Thanks, just so happens the oriana is one of my favorites, my favorite tho has to be the eugenio c.

Thanks Again, Steve!


----------



## sparkie2182 (May 12, 2007)

You are very welcome........

Best regards.......

S2182


----------



## 6639 (Apr 20, 2006)

i don't know how much you want to spend, but a company called Robbe do a model of a cruise ship called Hanseatic..about 1.3 meters long and radio controllable it can be found on this site http://www.westbourne-model.co.uk/robbe-radio-control-model-boat-kits-2340-0.html
it is a stunner but expensive outlay.
having said that, the amount of hours pleasure that it will give in build time, it's cheaper than going to the pub, and you have something better to show for your outlay other than knackered kidneys, lol (Smoke) (Pint)(Jester)
neil


----------



## S. Toth (Jun 28, 2008)

Thanks, will check it out.
Best Regards, Steve


----------



## S. Toth (Jun 28, 2008)

hello I need a quick answer how are modelcraft models, theres a oriana model on ebay new, and I want to know how accurate, it is, and what the process is like. Should I go for it?


----------



## makko (Jul 20, 2006)

Stephen,
There are no bad kits - Some just need more patience and TLC than others! I'm with NHP, modelling is a much more rewarding pursuit!

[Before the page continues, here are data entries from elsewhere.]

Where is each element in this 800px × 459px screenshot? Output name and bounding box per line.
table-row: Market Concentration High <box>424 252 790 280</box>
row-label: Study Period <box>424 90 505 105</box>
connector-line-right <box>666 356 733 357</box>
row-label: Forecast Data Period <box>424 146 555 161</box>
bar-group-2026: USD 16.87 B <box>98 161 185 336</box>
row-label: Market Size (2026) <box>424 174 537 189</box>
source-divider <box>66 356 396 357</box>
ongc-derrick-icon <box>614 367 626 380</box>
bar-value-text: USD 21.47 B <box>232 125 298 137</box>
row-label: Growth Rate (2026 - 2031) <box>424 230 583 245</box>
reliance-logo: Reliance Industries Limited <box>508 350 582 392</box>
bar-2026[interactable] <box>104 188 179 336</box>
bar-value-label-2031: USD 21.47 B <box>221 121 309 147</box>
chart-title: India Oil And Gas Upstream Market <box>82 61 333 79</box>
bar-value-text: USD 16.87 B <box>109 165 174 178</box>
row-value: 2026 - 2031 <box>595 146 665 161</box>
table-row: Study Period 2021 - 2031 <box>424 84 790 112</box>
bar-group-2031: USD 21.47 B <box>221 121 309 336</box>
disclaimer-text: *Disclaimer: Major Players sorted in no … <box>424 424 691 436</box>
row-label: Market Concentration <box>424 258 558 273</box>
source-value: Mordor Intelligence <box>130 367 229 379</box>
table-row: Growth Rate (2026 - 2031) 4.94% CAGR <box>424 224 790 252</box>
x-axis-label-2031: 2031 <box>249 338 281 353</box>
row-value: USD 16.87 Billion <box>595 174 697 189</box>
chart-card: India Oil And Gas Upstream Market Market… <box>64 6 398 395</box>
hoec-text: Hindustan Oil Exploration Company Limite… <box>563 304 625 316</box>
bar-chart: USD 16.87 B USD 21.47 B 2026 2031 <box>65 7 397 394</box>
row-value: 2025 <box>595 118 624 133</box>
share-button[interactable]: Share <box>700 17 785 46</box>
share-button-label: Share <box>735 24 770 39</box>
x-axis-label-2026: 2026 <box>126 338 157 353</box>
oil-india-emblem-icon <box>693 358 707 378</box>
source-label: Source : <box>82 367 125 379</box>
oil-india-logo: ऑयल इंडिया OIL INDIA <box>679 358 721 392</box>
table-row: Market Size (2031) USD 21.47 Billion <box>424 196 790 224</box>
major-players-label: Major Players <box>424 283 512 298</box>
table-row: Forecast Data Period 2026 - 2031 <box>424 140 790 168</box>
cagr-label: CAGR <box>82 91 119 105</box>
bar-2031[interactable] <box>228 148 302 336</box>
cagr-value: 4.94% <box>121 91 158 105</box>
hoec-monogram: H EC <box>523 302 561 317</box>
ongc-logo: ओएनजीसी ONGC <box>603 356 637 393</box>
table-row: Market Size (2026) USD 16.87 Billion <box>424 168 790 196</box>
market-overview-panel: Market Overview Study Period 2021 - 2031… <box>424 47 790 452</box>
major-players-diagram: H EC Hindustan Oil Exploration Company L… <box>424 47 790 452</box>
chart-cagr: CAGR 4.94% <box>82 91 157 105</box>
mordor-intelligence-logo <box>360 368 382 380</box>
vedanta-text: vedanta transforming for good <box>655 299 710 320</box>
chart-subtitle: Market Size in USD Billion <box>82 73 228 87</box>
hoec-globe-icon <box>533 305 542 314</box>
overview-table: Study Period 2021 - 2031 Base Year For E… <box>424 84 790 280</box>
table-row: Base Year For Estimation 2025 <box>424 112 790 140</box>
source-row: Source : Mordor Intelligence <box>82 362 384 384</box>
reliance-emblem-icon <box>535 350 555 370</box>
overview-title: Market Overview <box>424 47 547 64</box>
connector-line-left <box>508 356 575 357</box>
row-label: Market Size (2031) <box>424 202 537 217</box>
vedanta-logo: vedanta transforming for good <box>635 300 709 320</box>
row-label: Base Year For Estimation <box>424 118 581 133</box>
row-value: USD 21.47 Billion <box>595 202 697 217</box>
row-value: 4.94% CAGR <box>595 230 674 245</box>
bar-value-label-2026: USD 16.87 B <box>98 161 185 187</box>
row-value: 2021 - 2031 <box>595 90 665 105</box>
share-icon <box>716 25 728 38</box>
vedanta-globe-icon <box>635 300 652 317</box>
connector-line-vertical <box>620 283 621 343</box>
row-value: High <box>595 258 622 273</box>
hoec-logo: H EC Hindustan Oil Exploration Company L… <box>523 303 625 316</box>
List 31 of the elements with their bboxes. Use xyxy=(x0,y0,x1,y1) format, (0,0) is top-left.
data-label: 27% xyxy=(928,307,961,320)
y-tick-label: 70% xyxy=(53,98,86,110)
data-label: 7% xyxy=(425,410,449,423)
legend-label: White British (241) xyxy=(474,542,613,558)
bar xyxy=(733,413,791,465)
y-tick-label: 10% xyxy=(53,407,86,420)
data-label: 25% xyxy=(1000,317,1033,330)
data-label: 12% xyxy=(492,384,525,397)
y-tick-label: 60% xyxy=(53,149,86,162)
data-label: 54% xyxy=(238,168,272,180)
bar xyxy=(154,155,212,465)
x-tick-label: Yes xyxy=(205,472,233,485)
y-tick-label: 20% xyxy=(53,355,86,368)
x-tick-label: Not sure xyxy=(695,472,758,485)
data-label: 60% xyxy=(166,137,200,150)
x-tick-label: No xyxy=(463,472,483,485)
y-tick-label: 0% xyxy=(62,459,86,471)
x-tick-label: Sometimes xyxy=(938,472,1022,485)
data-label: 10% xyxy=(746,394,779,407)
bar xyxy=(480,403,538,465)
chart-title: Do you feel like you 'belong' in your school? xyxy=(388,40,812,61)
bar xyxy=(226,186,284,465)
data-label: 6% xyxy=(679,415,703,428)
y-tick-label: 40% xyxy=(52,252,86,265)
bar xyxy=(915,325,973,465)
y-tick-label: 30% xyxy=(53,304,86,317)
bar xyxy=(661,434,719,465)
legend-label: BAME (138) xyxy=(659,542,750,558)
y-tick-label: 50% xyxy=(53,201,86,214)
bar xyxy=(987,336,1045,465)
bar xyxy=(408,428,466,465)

I have recently been laid up with sciatica and was able finally to find time to build a couple of models. The Stuka in 1:72 scale was a joy to make! The Wright Flyer has about 2.5 metres of rigging (acknowledgments to my little helper, Brittany!)
Rgds.
Dave


----------



## S. Toth (Jun 28, 2008)

Thanks, 
Steve


----------



## S. Toth (Jun 28, 2008)

Looking at your pictures makko I see your flyable model airplane, I built one myself in 05, just a trainer tho, nothing compared to the quality that yours has.


----------



## cos918 (Aug 16, 2008)

Hi Stephen
There are a lot of ocean liner kits out there.
SS United States several scales
SS France several scales
Titanic and there are conversion kits to do Olympic Britannic.
QE2 several scales 
QM2
Queen Mary
Queen Elizabeth 
Canberra 
Mauritania several scales 
oriana
Some of these kits are out of production but they do come around from time to time. I would try Ebay for them.

John


----------



## makko (Jul 20, 2006)

S. Toth said:


> Looking at your pictures makko I see your flyable model airplane.


Thank you for the compliment, Stephen. The little Stuka is not flyable though, Just a trick with my camera in the garden! I knocked the two kits off in ten days - That's what sciatica does to you!
I look forward to you posting your Liner model once you get it! As I said, there are no bad kits, just that some need some more TLC than others (and a good Xacto knife).
Rgds.
Dave


----------



## S. Toth (Jun 28, 2008)

Thanks, I have found one and will buy tomorrow, I will be sure to keep everybody updated on the build progress. Thanks again for your support, and help
Steve


----------